En un palacio de Tus, cuna de sabios y poetas, cinco siglos antes de que Hamete Benengeli soñara real el delirio de Alonso Quijano, Abū Ḥāmid Muḥammad al-Ghazālī soñó una estrella extinta que aún brillaba señalándole a él (sólo a él) una gruta oculta a los ojos de los hombres que abrigaba la Verdad omnímoda y eterna.
En su sueño, al-Ghazālī descifró el arcano; fue dios, fue Nada y al despertar, lloró de espanto: tenía memoria del lugar, del regocijo, de su inaudita sensación de omnipotencia, ¡pero no del misterio develado!
Se debatió entre sudores, lágrimas y sombras; quiso en vano rescatar el sueño y un anhelo de saber lo fue invadiendo hasta ser su única urgencia.
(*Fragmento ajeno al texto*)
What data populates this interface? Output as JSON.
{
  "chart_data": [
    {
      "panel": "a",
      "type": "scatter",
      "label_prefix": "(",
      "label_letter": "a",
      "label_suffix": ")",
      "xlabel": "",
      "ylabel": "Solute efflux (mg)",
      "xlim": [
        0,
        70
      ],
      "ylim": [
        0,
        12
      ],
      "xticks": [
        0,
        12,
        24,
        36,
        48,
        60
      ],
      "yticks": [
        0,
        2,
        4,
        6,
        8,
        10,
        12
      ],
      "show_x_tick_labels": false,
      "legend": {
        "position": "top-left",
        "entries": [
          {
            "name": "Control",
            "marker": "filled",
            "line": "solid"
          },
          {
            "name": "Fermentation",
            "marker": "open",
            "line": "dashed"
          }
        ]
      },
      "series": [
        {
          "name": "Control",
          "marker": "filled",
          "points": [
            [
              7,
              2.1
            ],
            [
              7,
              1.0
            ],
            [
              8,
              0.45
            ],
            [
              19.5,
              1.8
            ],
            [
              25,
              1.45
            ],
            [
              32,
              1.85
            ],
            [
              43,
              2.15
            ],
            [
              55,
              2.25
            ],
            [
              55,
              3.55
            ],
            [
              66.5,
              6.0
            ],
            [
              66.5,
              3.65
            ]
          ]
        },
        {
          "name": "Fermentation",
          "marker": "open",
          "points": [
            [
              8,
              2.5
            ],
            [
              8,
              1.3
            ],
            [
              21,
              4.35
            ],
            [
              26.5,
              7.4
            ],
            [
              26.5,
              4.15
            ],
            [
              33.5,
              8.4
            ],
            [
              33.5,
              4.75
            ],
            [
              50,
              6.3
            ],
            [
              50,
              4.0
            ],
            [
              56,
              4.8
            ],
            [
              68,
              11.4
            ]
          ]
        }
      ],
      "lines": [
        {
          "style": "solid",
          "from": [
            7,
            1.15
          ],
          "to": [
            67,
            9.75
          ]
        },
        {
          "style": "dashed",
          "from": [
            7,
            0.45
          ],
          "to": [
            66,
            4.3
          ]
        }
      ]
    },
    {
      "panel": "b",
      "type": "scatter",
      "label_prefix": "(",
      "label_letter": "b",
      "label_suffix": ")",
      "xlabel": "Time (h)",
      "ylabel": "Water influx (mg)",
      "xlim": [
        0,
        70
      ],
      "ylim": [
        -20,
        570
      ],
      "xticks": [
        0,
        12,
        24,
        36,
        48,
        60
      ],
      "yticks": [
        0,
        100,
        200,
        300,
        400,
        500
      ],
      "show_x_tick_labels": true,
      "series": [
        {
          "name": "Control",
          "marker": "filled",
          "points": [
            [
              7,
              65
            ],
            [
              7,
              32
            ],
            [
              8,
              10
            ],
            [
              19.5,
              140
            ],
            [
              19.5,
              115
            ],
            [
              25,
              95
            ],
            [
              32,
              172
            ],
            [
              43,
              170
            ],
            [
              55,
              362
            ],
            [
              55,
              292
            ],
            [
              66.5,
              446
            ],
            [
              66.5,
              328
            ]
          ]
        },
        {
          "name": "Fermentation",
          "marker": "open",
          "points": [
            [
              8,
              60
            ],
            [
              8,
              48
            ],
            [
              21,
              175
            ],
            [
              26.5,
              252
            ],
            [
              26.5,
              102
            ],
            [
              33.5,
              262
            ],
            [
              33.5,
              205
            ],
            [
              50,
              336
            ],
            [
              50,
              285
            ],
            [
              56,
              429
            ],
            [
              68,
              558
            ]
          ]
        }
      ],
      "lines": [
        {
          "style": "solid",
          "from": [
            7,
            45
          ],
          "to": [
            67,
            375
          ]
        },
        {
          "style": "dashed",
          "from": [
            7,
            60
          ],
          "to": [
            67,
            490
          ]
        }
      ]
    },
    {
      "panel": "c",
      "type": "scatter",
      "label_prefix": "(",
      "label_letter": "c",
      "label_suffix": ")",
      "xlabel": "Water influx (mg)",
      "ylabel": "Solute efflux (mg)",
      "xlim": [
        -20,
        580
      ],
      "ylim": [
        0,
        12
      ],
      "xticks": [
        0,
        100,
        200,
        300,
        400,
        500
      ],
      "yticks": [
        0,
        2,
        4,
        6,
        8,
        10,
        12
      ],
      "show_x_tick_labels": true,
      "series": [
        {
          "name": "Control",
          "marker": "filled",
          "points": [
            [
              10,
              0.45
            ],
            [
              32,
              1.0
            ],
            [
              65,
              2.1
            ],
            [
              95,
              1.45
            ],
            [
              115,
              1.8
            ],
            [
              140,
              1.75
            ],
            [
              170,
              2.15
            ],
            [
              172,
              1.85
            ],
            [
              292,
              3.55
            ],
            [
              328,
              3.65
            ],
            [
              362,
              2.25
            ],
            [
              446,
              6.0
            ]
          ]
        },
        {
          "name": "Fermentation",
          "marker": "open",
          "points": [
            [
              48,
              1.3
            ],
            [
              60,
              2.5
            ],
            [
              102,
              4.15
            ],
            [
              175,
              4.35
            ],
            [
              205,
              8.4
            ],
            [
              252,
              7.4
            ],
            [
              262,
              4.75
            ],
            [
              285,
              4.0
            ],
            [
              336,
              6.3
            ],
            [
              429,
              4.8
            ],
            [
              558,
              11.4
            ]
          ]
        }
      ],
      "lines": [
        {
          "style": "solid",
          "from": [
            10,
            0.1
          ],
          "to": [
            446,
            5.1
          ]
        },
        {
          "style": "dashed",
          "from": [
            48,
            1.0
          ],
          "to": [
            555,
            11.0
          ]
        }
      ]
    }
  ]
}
Al alba, pidió a un sirviente sus dos mejores camellos y puso en un arcón lo necesario para el viaje impostergable. Confió sus bienes a su más acérrimo enemigo en los debates filosóficos y partió en silencio hacia el poniente.
No es mi propósito referir los infortunios del periplo; bastará saber que su estrella lo guiaba, que llegó en harapos a Hamadán y a At-Tur con pericia de mendigo, recitando el Shāhnāma por mendrugos o dinares. Su cuerpo, tres años como décadas más viejo, fue purificado en una poza y esa noche, al pie de Jabal Musa, soñó el ascenso secreto.
Subió al amanecer, palpando a ciegas lo que sus ojos de hombre no veían; entró a la gruta amplia y oscura que creyó vacía hasta que su tea reveló un ánfora de barro milenario. Quiso tomarla, pero se hizo polvo entre sus dedos y el polvo, nada; cayó a sus pies un rollo de piel prístino, aromado de aceites. Regocijado en la fragancia, temió tocarlo y que también se evaporara; estuvo mucho tiempo contemplándolo hasta que la tea se apagó y, sin embargo, en la densa negrura pudo verlo tan nítido y real, que creyó haber sido ciego siempre. Lo desplegó, quiso descifrar los extraños símbolos retintos, pero solo comprendió la firma: Al-Asmā' al-Husnà, seguida de los noventa y nueve nombres.
Al-Ghazālī lloró de impotencia y desencanto hasta agotar sus fuerzas. Se durmió con la piel pegada al pecho y soñó que entendía los símbolos ignotos; supo al fin la omnímoda Verdad y al despertar, ¡la recordaba! Asombrado de comprenderlo todo, gozó su omnipotencia, su ubicuidad; exploró con deleite los secretos del mundo y de las almas y, al internarse en sí mismo, supo el inmenso valor de la ilusión, de las realidades inventadas, de la verdad señera en la que cada hombre creía.
Abrumado, quiso olvidar, pero fue inútil: los caminos de la sabiduría solo avanzan, no pueden desandarse. Para proteger a otros de su desgracia, quemó la piel y sepultó profundo las cenizas.
Regresó a Tus con la aflicción de saber lo que no debía saberse, anhelando en vano la amnesia o la locura. El día de su muerte, Al-Ghazālī, que todo lo sabía, le mintió o confesó a su íntimo enemigo: «La verdad, colega, hermano mío, es solo un sueño», y volvió a dormir con la certeza de que no despertaría, llevándose a la nada su secreto.
Sé que esta historia es real: soñé sus símbolos, como Cervantes soñó a Cide Hamete Benengeli soñando que Quijano soñaba al Quijote soñar los sueños de Orlando y Amadís.
Yo también sueño al Quijote. Lo sueño mal, como se sueñan todos los símbolos distantes, con el rostro que una vez soñó Doré, enderezando entuertos en parajes castellanos que se funden a las geografías soñadas por Ariosto, hablando un idioma antiguo, ya en su época olvidado.
Lo real es solo un sueño, y soñé a al-Ghazālī soñando…, en honor a la verdad.